Adopting new approaches
As a result of the new changes, VCT managers have adjusted their investment criteria towards young, fast-growing businesses. Traditional venture capital investing has been based around researching a broad cohort of early-stage companies and identifying which is most likely to be successful.
For investors willing to take the risks, portfolio returns can be high, but the prospect of failure is also greater. More than 35% of start-ups fail within three years of being established.
This investment model has remained largely unchanged and unchallenged, with little emphasis to mitigate the risks associated with early-stage investments.
However, new thinking is beginning to enter the VCT arena. The industry is pioneering a new “challenge-led approach” – a way to continue to provide impressive returns for investors, while at the same time providing greater support for those start–ups that have a genuine chance of success. This enhances the possibility for start-ups to succeed and for investors to benefit.
A challenge-led approach focuses on larger corporations that may have already identified a business challenge, but which lack the in-house expertise to solve it.
Rather than simply looking to innovative start-ups that may have potential, VCTs deploying the challenge-led approach seek start-ups that can provide the solution for larger corporations’ known business challenges.
This means that a market fit has already been established, as has a clear need for the product or service that the business offers.

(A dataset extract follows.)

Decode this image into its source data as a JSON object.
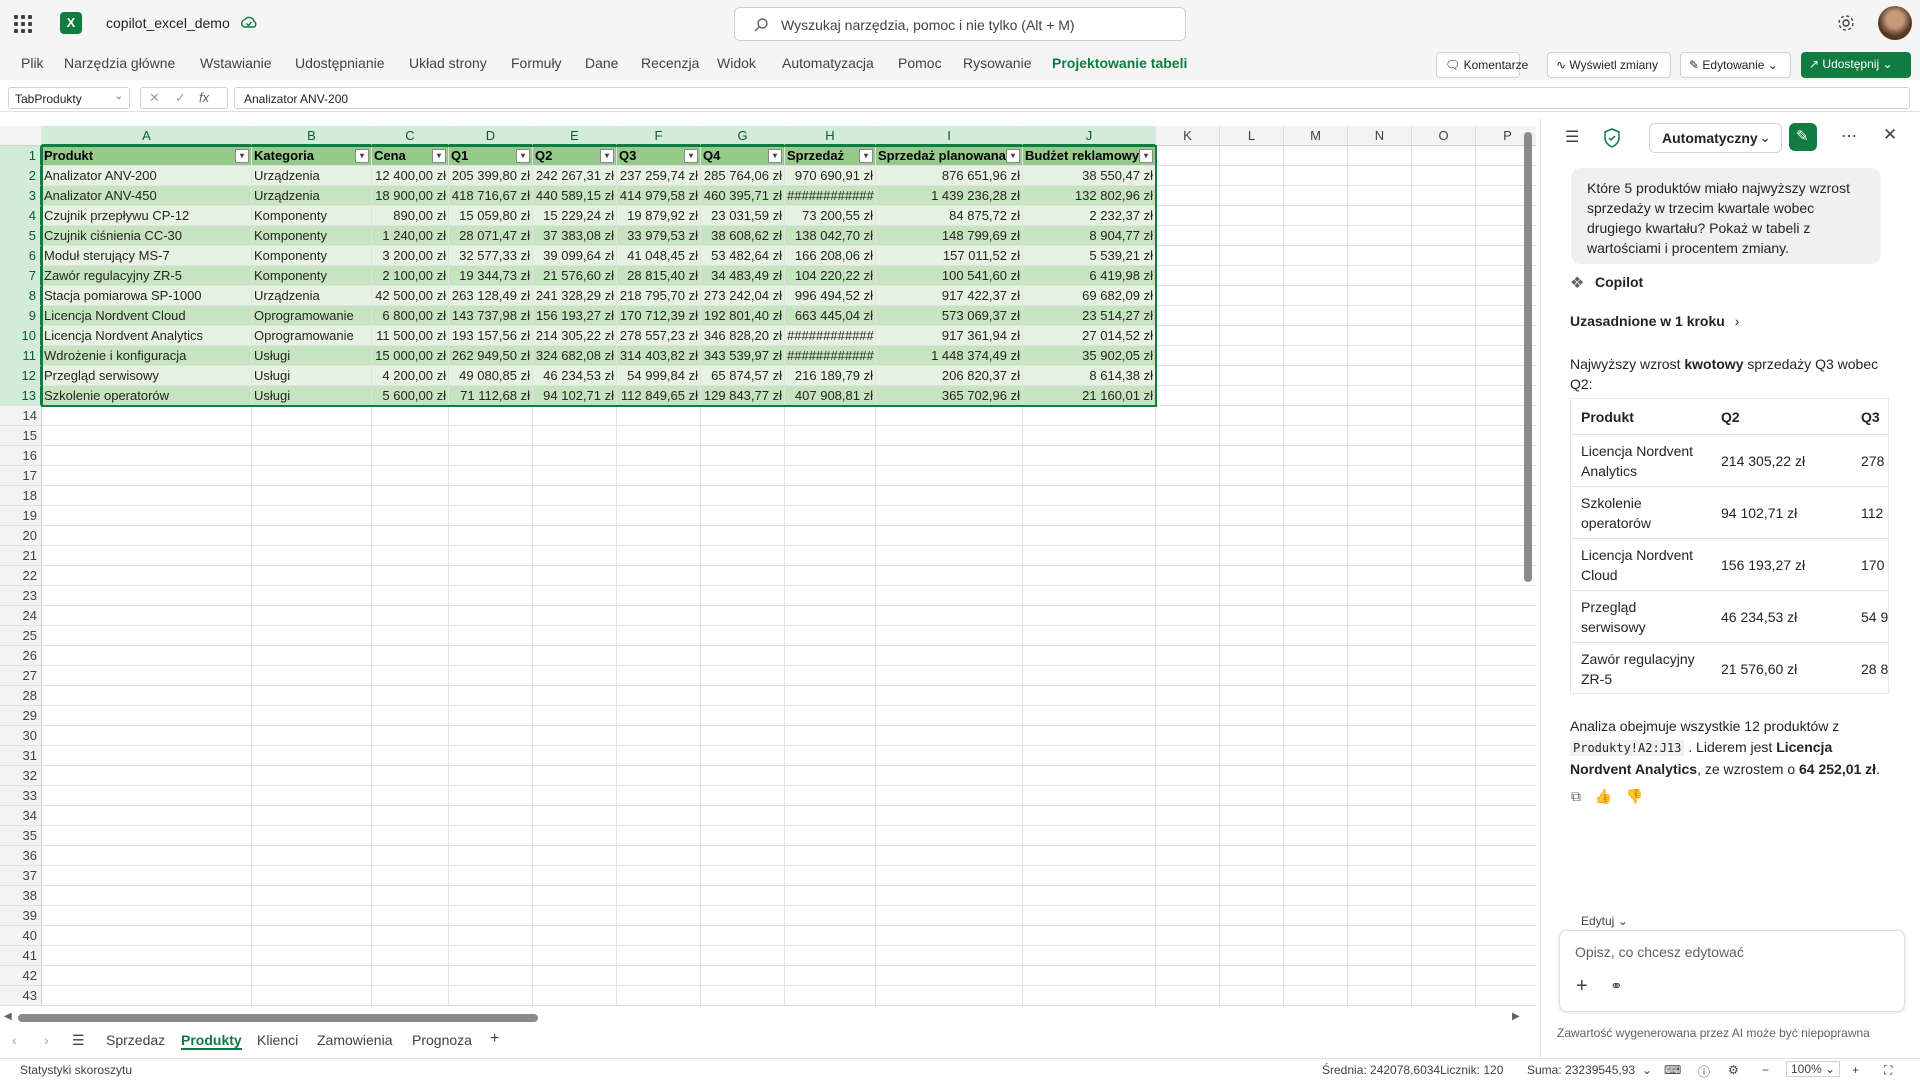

What’s more, by solving the problems of larger corporates, the start-up provides a sustainable business model, compatible with investors’ long-term goals.
For start-up businesses, this offers stable funding and a real prospect of future success through working with a significantly larger corporate partner. For investors, this new challenge-led approach to investment helps mitigate much of the risk associated involved with investing in early-stage businesses and start-ups.
A challenge-led approach
At Triple Point, we are already championing the challenge-led VCT philosophy, having recently launched our Venture Fund. Drawing on the specialist skills and experience of all its members, the Triple Point Network has developed a strategy that helps early-stage businesses increase their chances of success.
With close ties to more than 100 large corporates, the fund focuses on the issue facing these large businesses, and then invests in the innovative young company with the solution.
By focusing on early-stage businesses, which have established a market fit for their products and services with large corporates, the fund addresses one of the most significant risks of early-stage venture capital, and can enhance investors’ chances of securing a robust return on their investments.
Belinda Thomas is a partner and head of investor relations at Triple Point.